Similarly, the line for Triumph ends around 1967 or 1968. I thought they were sold here until 1981 or so.
The Triumph line ends when Triumph became part of British Leyland, after which Triumph sales get combined with the British Leyland line. That should have happened with MG as well, but apparently didn’t. The data seems inconsistent in that respect, at least for the British makes.
I was curious about the UK chart as well. Is it possible MG included Rover which was sold in the US through 1991, right where the line ends?
I would have liked to have seen IH and Kaiser/Jeep in the US independents chart.
The MG numbers are probably not valid here. Taking a look at the spreadsheet version of the graph (which is viewable in the knoema website), it appears as if MG data is reported from 1961-64, and then 1980-81 and then 1987-91. The line in the graph version is continuous simply because it connects these unrelated data points.
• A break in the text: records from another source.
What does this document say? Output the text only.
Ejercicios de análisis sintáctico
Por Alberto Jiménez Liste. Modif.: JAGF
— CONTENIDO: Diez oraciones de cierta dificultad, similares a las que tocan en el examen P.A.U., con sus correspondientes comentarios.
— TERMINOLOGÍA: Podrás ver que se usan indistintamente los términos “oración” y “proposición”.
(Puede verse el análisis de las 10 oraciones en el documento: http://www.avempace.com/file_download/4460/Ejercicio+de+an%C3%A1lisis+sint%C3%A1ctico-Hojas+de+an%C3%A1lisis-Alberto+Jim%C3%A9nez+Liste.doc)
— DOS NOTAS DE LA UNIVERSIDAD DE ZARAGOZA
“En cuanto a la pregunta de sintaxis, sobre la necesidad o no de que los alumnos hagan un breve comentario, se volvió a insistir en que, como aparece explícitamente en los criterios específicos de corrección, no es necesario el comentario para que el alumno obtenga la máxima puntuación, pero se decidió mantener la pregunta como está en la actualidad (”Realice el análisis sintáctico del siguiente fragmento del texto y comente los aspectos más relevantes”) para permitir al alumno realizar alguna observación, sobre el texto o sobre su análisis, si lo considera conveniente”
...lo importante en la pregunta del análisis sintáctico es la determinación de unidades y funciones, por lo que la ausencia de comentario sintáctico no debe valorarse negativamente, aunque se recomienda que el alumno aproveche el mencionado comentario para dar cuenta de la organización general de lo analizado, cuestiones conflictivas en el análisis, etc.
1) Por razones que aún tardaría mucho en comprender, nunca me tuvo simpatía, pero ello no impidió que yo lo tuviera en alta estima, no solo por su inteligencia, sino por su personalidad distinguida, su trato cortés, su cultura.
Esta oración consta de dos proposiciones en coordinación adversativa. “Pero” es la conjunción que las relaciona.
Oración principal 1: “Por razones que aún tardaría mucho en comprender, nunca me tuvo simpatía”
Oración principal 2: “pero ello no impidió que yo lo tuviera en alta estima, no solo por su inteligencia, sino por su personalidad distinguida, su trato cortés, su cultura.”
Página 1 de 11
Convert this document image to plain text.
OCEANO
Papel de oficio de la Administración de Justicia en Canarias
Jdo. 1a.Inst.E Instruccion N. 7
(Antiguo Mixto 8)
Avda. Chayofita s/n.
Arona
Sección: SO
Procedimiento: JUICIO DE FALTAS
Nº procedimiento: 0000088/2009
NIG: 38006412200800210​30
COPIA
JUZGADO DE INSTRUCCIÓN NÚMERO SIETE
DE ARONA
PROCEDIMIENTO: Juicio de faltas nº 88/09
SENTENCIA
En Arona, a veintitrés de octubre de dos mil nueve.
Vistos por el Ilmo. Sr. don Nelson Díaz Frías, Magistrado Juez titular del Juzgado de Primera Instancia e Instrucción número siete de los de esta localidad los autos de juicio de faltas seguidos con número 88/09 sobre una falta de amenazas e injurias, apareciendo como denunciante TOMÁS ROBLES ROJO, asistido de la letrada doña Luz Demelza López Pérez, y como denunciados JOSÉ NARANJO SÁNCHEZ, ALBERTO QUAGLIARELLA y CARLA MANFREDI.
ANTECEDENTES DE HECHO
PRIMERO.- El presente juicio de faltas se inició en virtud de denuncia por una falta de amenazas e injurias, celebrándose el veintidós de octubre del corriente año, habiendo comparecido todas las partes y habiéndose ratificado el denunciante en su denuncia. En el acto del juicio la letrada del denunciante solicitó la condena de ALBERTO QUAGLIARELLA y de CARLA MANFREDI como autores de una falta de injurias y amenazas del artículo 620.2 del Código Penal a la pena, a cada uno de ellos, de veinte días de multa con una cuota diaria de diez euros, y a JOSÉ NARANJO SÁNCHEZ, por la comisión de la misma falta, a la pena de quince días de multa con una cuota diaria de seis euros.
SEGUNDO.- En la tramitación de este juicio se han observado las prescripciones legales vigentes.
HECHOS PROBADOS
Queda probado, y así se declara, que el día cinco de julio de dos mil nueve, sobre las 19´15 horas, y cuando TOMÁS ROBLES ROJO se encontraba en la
I have no idea why the early data stops at 1964 (the BL merger didn’t occur til later in the 60s), or why it picked up again in 1980-81, or what vehicles are included in the 1987-91 data (Sterling?). But all of those questions mean the whole data series is probably unreliable.
Wow! What great data and thanks for the link.
In the early 1960s General Motors was very careful how it behaved lest it be broken up by the Antitrust Division of the Justice Department. Too many bureaucrats have never worked in the real world. Imagine what the US auto market would be like now if GM had been broken up then.
Peter Drucker recommended to GM that it spin out Chevrolet.
This offended Sloan so much that he wrote his autobiography in part to rebut Drucker’s view.
Drucker was right. GM hosed itself by failing to keep the brands differentiated. GM essentially homogenized itself to death.
For what it’s worth, I’m pretty sure that the data originally came from Ward’s.
I also have a spreadsheet of market share data that goes back to 1961, and that’s where I got it. As far as I can tell, Ward’s no longer gives away that information.